FAQや補足説明、二次的ナビゲーションに向いています。一方、主要メニューや重要導線を隠すのは不適切です。フォーカス輪郭の可視化、アイコンの回転など視覚的フィードバックも併せて検討します。特に キーボード操作対応 は必須で、矢印キーによる移動やEscapeの挙動も一貫させます。

  • 用途の見極め:一次情報は開いたまま、補足は折りたたむ
  • 実装選択:簡易ならdetails、制御が必要ならARIA+JS
  • 操作性:Enter/Spaceで開閉、Tab順序とフォーカス可視を担保
  • 視覚手掛かり:矢印アイコンの回転、開閉状態のコントラスト
  • 状態保持:初期開閉を文脈で決め、必要に応じて記憶

比較・使い分け表

比較・使い分けの目安
項目意味用途
details/summaryネイティブ開閉UIを提供するHTML要素FAQや単純な折りたたみ。JS最小で可用
ボタン+ARIAbuttonにaria-expanded等を付与して制御複数連動・アニメ・状態保持など高度制御
タブUI複数パネルから1つを切替表示同一階層の比較・切替が中心の情報提示
ドロワー/メガメニューナビ全体を展開する大型メニューグローバルナビ。一次導線は隠しすぎない

運用上の注意(SEO・アクセシビリティ)

折りたたみ内のテキストも通常はクロール対象ですが、ユーザーが発見しづらいと実際の評価に結びつきません。パンくずや関連リンクなど 主要導線の露出 を優先し、開くべき文脈では初期状態で展開します。アニメはパフォーマンス負荷を抑え、メディアクエリprefers-reduced-motionを尊重します。

よくある質問(FAQ)

SEOで折りたたみ内のテキストは評価されますか?

検索エンジンは通常クロール可能ですが、ユーザーが閲覧しやすい配置が望ましいです。重要な要点や導線は初期表示で露出させ、補足説明を折りたたむ設計が安全です。
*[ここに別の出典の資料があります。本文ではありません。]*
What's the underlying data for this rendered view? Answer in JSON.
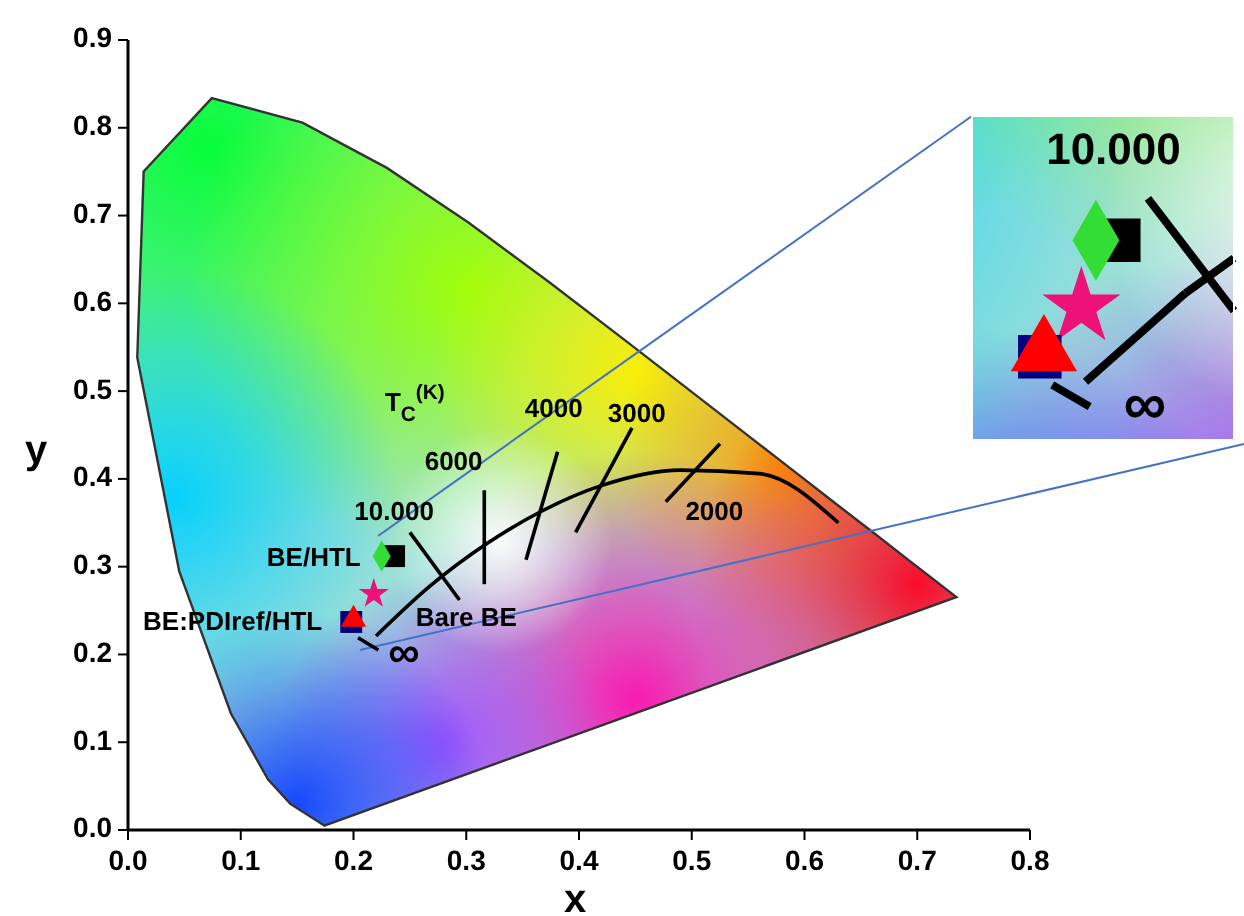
{
  "chart_data": {
    "type": "scatter",
    "xlabel": "x",
    "ylabel": "y",
    "xlim": [
      0,
      0.8
    ],
    "ylim": [
      0,
      0.9
    ],
    "xticks": [
      {
        "value": 0,
        "label": "0.0"
      },
      0.1,
      0.2,
      0.3,
      0.4,
      0.5,
      0.6,
      0.7,
      0.8
    ],
    "yticks": [
      {
        "value": 0,
        "label": "0.0"
      },
      0.1,
      0.2,
      0.3,
      0.4,
      0.5,
      0.6,
      0.7,
      0.8,
      0.9
    ],
    "grid": false,
    "series": [
      {
        "type": "line",
        "color": "#000000",
        "marker": "none",
        "x": [
          0.22,
          0.268,
          0.318,
          0.365,
          0.419,
          0.49,
          0.56,
          0.63
        ],
        "values": [
          0.221,
          0.278,
          0.326,
          0.362,
          0.392,
          0.41,
          0.406,
          0.35
        ]
      },
      {
        "type": "line",
        "color": "#000000",
        "marker": "none",
        "x": [
          0.204,
          0.222
        ],
        "values": [
          0.219,
          0.205
        ]
      },
      {
        "type": "line",
        "color": "#000000",
        "marker": "none",
        "x": [
          0.25,
          0.294
        ],
        "values": [
          0.339,
          0.262
        ]
      },
      {
        "type": "line",
        "color": "#000000",
        "marker": "none",
        "x": [
          0.316,
          0.316
        ],
        "values": [
          0.387,
          0.28
        ]
      },
      {
        "type": "line",
        "color": "#000000",
        "marker": "none",
        "x": [
          0.381,
          0.353
        ],
        "values": [
          0.431,
          0.308
        ]
      },
      {
        "type": "line",
        "color": "#000000",
        "marker": "none",
        "x": [
          0.447,
          0.397
        ],
        "values": [
          0.458,
          0.339
        ]
      },
      {
        "type": "line",
        "color": "#000000",
        "marker": "none",
        "x": [
          0.525,
          0.477
        ],
        "values": [
          0.44,
          0.374
        ]
      },
      {
        "color": "#000000",
        "marker": "square",
        "x": [
          0.236
        ],
        "values": [
          0.312
        ]
      },
      {
        "color": "#33dd33",
        "marker": "diamond",
        "x": [
          0.225
        ],
        "values": [
          0.312
        ]
      },
      {
        "color": "#ee1177",
        "marker": "star",
        "x": [
          0.218
        ],
        "values": [
          0.269
        ]
      },
      {
        "color": "#000080",
        "marker": "square",
        "x": [
          0.198
        ],
        "values": [
          0.237
        ]
      },
      {
        "color": "#ff0000",
        "marker": "triangle",
        "x": [
          0.2
        ],
        "values": [
          0.24
        ]
      }
    ],
    "annotations": [
      "T$_{C}$$^{(K)}$",
      "10.000",
      "6000",
      "4000",
      "3000",
      "2000",
      "∞",
      "BE/HTL",
      "BE:PDIref/HTL",
      "Bare BE",
      "10.000",
      "∞"
    ]
  }
}
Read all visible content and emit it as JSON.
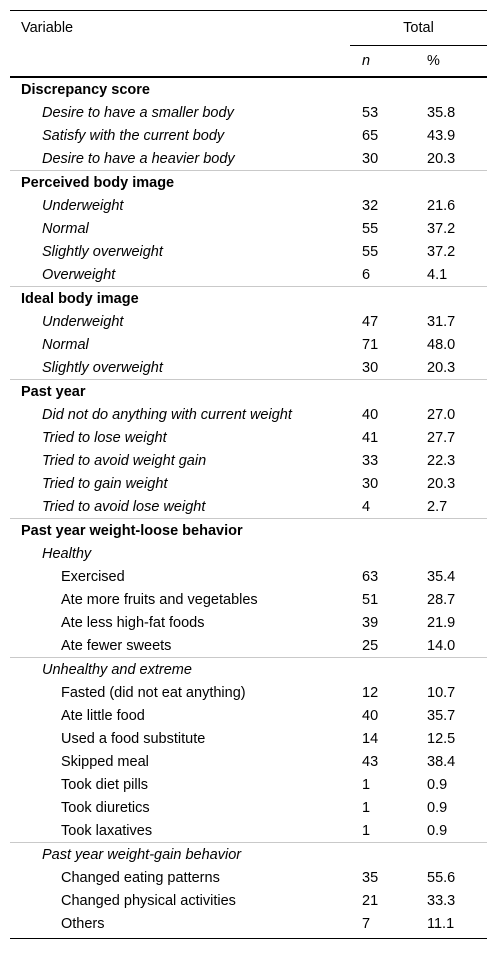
{
  "header": {
    "variable_label": "Variable",
    "group_label": "Total",
    "n_label": "n",
    "pct_label": "%"
  },
  "sections": [
    {
      "title": "Discrepancy score",
      "rows": [
        {
          "label": "Desire to have a smaller body",
          "n": "53",
          "pct": "35.8"
        },
        {
          "label": "Satisfy with the current body",
          "n": "65",
          "pct": "43.9"
        },
        {
          "label": "Desire to have a heavier body",
          "n": "30",
          "pct": "20.3"
        }
      ]
    },
    {
      "title": "Perceived body image",
      "rows": [
        {
          "label": "Underweight",
          "n": "32",
          "pct": "21.6"
        },
        {
          "label": "Normal",
          "n": "55",
          "pct": "37.2"
        },
        {
          "label": "Slightly overweight",
          "n": "55",
          "pct": "37.2"
        },
        {
          "label": "Overweight",
          "n": "6",
          "pct": "4.1"
        }
      ]
    },
    {
      "title": "Ideal body image",
      "rows": [
        {
          "label": "Underweight",
          "n": "47",
          "pct": "31.7"
        },
        {
          "label": "Normal",
          "n": "71",
          "pct": "48.0"
        },
        {
          "label": "Slightly overweight",
          "n": "30",
          "pct": "20.3"
        }
      ]
    },
    {
      "title": "Past year",
      "rows": [
        {
          "label": "Did not do anything with current weight",
          "n": "40",
          "pct": "27.0"
        },
        {
          "label": "Tried to lose weight",
          "n": "41",
          "pct": "27.7"
        },
        {
          "label": "Tried to avoid weight gain",
          "n": "33",
          "pct": "22.3"
        },
        {
          "label": "Tried to gain weight",
          "n": "30",
          "pct": "20.3"
        },
        {
          "label": "Tried to avoid lose weight",
          "n": "4",
          "pct": "2.7"
        }
      ]
    },
    {
      "title": "Past year weight-loose behavior",
      "subgroups": [
        {
          "title": "Healthy",
          "rows": [
            {
              "label": "Exercised",
              "n": "63",
              "pct": "35.4"
            },
            {
              "label": "Ate more fruits and vegetables",
              "n": "51",
              "pct": "28.7"
            },
            {
              "label": "Ate less high-fat foods",
              "n": "39",
              "pct": "21.9"
            },
            {
              "label": "Ate fewer sweets",
              "n": "25",
              "pct": "14.0"
            }
          ]
        },
        {
          "title": "Unhealthy and extreme",
          "rows": [
            {
              "label": "Fasted (did not eat anything)",
              "n": "12",
              "pct": "10.7"
            },
            {
              "label": "Ate little food",
              "n": "40",
              "pct": "35.7"
            },
            {
              "label": "Used a food substitute",
              "n": "14",
              "pct": "12.5"
            },
            {
              "label": "Skipped meal",
              "n": "43",
              "pct": "38.4"
            },
            {
              "label": "Took diet pills",
              "n": "1",
              "pct": "0.9"
            },
            {
              "label": "Took diuretics",
              "n": "1",
              "pct": "0.9"
            },
            {
              "label": "Took laxatives",
              "n": "1",
              "pct": "0.9"
            }
          ]
        },
        {
          "title": "Past year weight-gain behavior",
          "rows": [
            {
              "label": "Changed eating patterns",
              "n": "35",
              "pct": "55.6"
            },
            {
              "label": "Changed physical activities",
              "n": "21",
              "pct": "33.3"
            },
            {
              "label": "Others",
              "n": "7",
              "pct": "11.1"
            }
          ]
        }
      ]
    }
  ]
}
<details>とARIA実装はどちらが良いですか?

要件がシンプルならdetailsが手軽で堅牢です。複数連動、カスタムアニメ、状態保持などが必要ならbutton+ARIA+JSで制御すると柔軟に対応できます。

初期状態は開く・閉じるどちらが良いですか?

ユーザーの目的に応じて決めます。FAQ一覧など探索的行動は閉じる、重要なお知らせや主要導線を含む場合は開くが基本です。ページ速度やCLSにも配慮します。

キーボードやスクリーンリーダー対応の要点は?

button要素を用い、aria-expandedとaria-controlsを同期します。Tabで見出しへ移動でき、Enter/Spaceで開閉、フォーカスは内容の先頭に自然移動するよう制御します。

アコーディオンメニューのまとめ

アコーディオンメニューは情報量を整理する有効なUIですが、重要情報を隠しすぎない判断が成果を左右します。文脈に合わせた初期状態、適切な実装方式、アクセシビリティ準拠を満たし、発見性と読みやすさを両立させて運用します。